Lampung Utara| CN- Wartawan Derry, jurnalis bersama media lainnya dan anggota LSM BAPAN dan LSM LIPAN Indonesia, yang bertugas melakukan peliputan di wilayah kabupaten Lampung Utara, mengalami perlakuan tidak baik dari oknum petugas keamanan pondok pesantren futuhiyyah 1 bukit kemuning, Kabupaten Lampung Utara, Provinsi Lampung, Selasa (8/12/2020).
Saat itu, awak media meminta izin ingin masuk ke lokasi pondok pesantren futuhiyyah 1 bukit kemuning untuk mengkonfirmasi kiyai haji Muklas selaku pimpinan pondok pesantren futuhiyyah 1 bukit kemuning terkait persoalan dana DOP (Dana Operasional Pesantren) dampak covid-19 yang diduga banyak bermasalah. Namun hal itu ditolak petugas keamanan yang diketahui bernama Fakih.
“siapapun tidak boleh masuk terkecuali memang tamu khusus pimpinan pondok pesantren futuhiyyah ” ucap Fakih kepada wartawan saat terjadi perdebatan.
Petugas tersebut bersikeras menolak kedatangan awak media meskipun para wartawan telah memperlihatkan KTA dan Surat tugas.
Terpisah, menyikapi hal itu Ketua DPD LIPAN kabupaten Lampung Utara, M.Gunadi mengatakan bahwa wartawan dalam melaksanakan tugas jurnalistiknya dilindungi undang-undang nomor 40 tahun 1999 tentang pers.
“Sesuai pasal 18, yang menghambat dan menghalangi kerja wartawan dapat di pidana dengan pidana penjara paling lama dua tahun atau denda paling banyak Rp500 juta,” tegasnya.
Lebih lanjut, M gunadi menjelaskan, dalam pasal 4 undang-undang pers menjamin kemerdekaan pers, dan pers nasional memiliki hak mencari, memperoleh dan menyebarluaskan gagasan dan informasi.

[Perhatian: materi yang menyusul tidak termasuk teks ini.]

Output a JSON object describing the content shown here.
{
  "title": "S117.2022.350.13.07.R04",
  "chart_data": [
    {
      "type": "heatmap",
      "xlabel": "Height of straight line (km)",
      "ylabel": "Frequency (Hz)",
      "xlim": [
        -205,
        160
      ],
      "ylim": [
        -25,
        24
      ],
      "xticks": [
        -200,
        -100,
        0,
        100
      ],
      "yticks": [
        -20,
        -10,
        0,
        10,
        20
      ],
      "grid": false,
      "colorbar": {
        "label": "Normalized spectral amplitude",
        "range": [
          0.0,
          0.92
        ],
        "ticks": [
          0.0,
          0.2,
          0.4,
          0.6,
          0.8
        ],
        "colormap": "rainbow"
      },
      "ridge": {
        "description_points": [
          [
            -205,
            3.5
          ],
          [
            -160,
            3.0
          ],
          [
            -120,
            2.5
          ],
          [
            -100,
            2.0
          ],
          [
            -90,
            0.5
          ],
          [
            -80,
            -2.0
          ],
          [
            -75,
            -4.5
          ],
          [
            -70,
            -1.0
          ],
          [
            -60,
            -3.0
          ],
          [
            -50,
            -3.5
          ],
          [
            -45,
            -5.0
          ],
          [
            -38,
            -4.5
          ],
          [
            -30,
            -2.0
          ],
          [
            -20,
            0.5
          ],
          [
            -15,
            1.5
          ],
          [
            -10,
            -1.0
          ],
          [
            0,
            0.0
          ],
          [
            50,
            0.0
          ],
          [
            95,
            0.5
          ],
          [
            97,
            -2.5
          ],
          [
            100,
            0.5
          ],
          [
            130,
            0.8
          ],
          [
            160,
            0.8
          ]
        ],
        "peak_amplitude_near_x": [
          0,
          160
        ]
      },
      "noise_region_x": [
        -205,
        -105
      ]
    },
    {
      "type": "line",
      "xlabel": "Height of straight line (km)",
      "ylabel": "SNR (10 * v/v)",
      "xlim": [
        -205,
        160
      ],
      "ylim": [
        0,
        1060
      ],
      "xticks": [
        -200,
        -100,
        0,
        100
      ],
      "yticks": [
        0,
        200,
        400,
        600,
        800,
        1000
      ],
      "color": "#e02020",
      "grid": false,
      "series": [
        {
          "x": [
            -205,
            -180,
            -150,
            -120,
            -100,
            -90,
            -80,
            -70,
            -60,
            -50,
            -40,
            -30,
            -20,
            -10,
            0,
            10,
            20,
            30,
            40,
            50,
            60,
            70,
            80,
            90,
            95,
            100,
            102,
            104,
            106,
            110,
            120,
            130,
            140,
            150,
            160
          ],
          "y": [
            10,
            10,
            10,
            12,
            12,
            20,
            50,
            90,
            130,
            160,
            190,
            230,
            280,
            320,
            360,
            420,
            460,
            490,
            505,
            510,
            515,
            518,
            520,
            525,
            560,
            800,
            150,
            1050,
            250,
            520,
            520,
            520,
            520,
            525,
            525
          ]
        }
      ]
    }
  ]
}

Oleh karena itu, dengan adanya intimidasi terhadap wartawan tersebut maka dewan pers akan mengambil langkah tegas terkait hal tersebut.
“Langkah kita yang pertama itu adalah insiden intimidasi dan menghalangi tugas jurnalistik yang akan melakukan liputan, tindakan tidak menyenangkan, jadi itu adalah hal yang serius. Kita akan laporkan ke dewan pers dan pihak berwajib,” tegasnya.
Dirinya mengingatkan kepada semua pihak harus hati-hati betul dalam menghadapi wartawan.
Menurutnya, kalau merasa tidak puas dan kecewa terhadap kerja wartawan lebih baik yang bersangkutan melaporkan hal tersebut kepada dewan pers atau kepada kantor media masing-masing yang melakukan peliputan tersebut.
Dirinya menyayangkan sikap sombong dari oknum petugas keamanan pondok pesantren futuhiyyah 1 bukit kemuning tersebut, dan meminta Kepala Dinas Departemen Agama (DEPAK) kabupaten Lampung Utara, menindak tegas oknum bawahannya itu.
Kiyai haji Muklas, hingga berita ini diterbitkan belum bisa dikonfirmasi terkait persoalan tersebut. (Derry).